Petrol station lease fuels dispute!
Posted: 24th December 2012
The corporate tenant of four petrol stations has defeated an attempt by its landlord to take possession of the premises after a judge preferred the tenant’s interpretation of poorly drafted documents and ruled that the laandlord was not entitled to exercise break clauses under the terms of the relevant leases.
The landlord had served notices under the break clauses purporting to terminate the leases after reaching an agreement to lease the sites to a prospective new tenant.
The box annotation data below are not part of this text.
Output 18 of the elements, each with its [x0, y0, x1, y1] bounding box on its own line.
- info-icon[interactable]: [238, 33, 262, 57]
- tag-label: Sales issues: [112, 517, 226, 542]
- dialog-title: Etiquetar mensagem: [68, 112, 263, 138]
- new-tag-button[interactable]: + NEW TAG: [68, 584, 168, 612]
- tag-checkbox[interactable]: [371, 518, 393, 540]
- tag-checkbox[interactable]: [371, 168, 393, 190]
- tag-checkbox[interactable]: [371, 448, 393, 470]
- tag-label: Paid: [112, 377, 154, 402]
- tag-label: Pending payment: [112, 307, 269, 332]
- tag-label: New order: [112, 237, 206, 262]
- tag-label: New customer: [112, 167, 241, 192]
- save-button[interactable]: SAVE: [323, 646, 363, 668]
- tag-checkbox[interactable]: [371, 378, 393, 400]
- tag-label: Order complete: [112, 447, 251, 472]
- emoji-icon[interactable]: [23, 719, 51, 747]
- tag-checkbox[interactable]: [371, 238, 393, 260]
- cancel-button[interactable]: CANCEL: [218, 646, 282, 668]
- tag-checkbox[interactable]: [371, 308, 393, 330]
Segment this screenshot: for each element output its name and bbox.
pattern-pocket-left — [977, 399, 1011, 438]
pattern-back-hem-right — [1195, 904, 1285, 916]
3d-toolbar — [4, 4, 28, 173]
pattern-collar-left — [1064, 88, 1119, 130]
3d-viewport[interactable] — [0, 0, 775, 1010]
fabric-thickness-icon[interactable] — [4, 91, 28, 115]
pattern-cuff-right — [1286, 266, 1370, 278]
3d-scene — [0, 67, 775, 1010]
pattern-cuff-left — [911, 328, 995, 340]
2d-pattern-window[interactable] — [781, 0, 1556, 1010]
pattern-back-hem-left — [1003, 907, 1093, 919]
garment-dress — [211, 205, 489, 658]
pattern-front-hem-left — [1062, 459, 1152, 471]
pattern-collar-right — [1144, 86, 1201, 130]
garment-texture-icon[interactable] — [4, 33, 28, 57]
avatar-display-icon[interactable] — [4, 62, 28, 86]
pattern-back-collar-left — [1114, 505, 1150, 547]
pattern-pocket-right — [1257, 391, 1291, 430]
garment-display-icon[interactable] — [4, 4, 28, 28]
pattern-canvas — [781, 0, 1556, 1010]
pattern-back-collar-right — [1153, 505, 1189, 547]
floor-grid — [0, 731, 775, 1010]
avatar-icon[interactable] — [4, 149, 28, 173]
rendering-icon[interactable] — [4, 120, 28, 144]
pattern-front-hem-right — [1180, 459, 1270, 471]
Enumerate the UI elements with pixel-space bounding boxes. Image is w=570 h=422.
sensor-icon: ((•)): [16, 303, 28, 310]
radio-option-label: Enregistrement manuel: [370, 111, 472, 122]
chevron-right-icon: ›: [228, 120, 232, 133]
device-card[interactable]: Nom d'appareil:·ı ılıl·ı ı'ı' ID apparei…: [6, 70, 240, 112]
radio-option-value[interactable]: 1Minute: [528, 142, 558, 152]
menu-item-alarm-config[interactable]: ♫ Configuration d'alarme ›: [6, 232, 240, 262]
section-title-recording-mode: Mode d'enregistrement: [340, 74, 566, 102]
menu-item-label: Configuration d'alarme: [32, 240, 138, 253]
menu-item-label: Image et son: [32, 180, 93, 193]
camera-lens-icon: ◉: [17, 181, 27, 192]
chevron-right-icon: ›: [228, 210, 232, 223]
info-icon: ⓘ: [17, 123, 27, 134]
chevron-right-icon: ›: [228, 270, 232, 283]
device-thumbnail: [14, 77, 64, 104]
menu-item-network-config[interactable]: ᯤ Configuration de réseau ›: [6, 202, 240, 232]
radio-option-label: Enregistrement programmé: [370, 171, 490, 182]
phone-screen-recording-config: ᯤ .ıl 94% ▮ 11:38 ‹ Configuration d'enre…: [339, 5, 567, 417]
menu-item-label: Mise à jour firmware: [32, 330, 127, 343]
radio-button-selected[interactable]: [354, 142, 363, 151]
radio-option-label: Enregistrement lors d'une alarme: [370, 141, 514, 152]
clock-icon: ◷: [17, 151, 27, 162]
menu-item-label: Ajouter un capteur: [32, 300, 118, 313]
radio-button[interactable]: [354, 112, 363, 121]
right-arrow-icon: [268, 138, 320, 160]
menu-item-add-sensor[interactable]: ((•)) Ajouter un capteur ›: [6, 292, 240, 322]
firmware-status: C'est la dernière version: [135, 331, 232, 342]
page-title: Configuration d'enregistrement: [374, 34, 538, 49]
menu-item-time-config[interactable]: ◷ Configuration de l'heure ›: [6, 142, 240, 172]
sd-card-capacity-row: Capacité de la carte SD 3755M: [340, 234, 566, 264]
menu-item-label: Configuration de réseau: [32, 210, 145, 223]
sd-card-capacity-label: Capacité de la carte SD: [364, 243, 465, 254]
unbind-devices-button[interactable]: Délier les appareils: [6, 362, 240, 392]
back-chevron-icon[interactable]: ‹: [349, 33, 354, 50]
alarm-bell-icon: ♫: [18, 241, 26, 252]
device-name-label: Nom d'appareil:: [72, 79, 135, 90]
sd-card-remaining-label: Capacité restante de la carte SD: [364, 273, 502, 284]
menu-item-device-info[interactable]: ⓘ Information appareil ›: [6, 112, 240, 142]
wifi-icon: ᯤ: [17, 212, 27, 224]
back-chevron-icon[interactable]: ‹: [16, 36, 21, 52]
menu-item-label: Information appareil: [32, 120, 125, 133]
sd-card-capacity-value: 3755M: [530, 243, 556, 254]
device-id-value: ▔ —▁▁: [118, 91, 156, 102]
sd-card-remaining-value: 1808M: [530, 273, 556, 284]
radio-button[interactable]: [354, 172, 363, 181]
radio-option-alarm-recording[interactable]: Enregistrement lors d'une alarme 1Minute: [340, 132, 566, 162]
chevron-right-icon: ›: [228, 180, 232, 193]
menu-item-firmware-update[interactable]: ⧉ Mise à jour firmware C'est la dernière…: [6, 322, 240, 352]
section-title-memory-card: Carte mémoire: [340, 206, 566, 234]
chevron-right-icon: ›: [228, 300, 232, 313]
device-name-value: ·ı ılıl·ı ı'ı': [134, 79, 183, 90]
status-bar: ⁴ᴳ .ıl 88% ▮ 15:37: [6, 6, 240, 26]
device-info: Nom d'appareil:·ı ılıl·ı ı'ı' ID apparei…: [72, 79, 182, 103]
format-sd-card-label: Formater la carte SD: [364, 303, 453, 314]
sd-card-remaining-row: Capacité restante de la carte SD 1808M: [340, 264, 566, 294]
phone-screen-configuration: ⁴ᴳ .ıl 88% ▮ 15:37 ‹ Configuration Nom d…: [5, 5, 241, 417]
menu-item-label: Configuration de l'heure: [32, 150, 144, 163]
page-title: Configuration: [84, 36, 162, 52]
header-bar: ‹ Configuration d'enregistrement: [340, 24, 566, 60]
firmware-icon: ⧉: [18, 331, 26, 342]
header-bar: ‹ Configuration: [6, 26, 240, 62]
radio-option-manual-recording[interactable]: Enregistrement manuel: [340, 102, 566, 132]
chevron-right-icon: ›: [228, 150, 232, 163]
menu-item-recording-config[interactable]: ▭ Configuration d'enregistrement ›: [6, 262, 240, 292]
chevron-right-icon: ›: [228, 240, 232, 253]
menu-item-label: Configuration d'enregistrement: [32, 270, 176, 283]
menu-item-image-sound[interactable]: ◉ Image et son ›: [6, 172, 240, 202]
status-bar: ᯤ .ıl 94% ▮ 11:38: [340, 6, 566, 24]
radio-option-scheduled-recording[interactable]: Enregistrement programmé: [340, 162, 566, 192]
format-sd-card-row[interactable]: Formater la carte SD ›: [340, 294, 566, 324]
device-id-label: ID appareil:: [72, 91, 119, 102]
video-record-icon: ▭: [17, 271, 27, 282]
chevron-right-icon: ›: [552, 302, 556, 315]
However, the High Court ruled that, on a proper interpretation of the break clauses, the conditions that enabled them to be exercised had not been satisfied.
Remarking on the ambiguous drafting of the break clauses and deeds of variation that provided for overage payments to be made to the tenant on termination of the leases, the court accepted the tenant’s arguments that the break clauses could only be exercised on a sale of the premises with vacant possession at a price above that which had originally been paid for the freehold interest.
Ruling that the tenant’s interpretation ‘makes more sense from a commercial point of view’, the court observed that the deeds of variation, comprising the right to overage payments, had been executed with the intention of protecting the tenant against the landlord’s otherwise unfettered right to exercise the break clauses.
If the break clauses were exercisable otherwise than on a sale of the premises, as the landlord contended, the overage might in practise not be payable for many years, or not at all, and the sums payable would bear no relation to the value of the premises at the time the break clauses were exercised.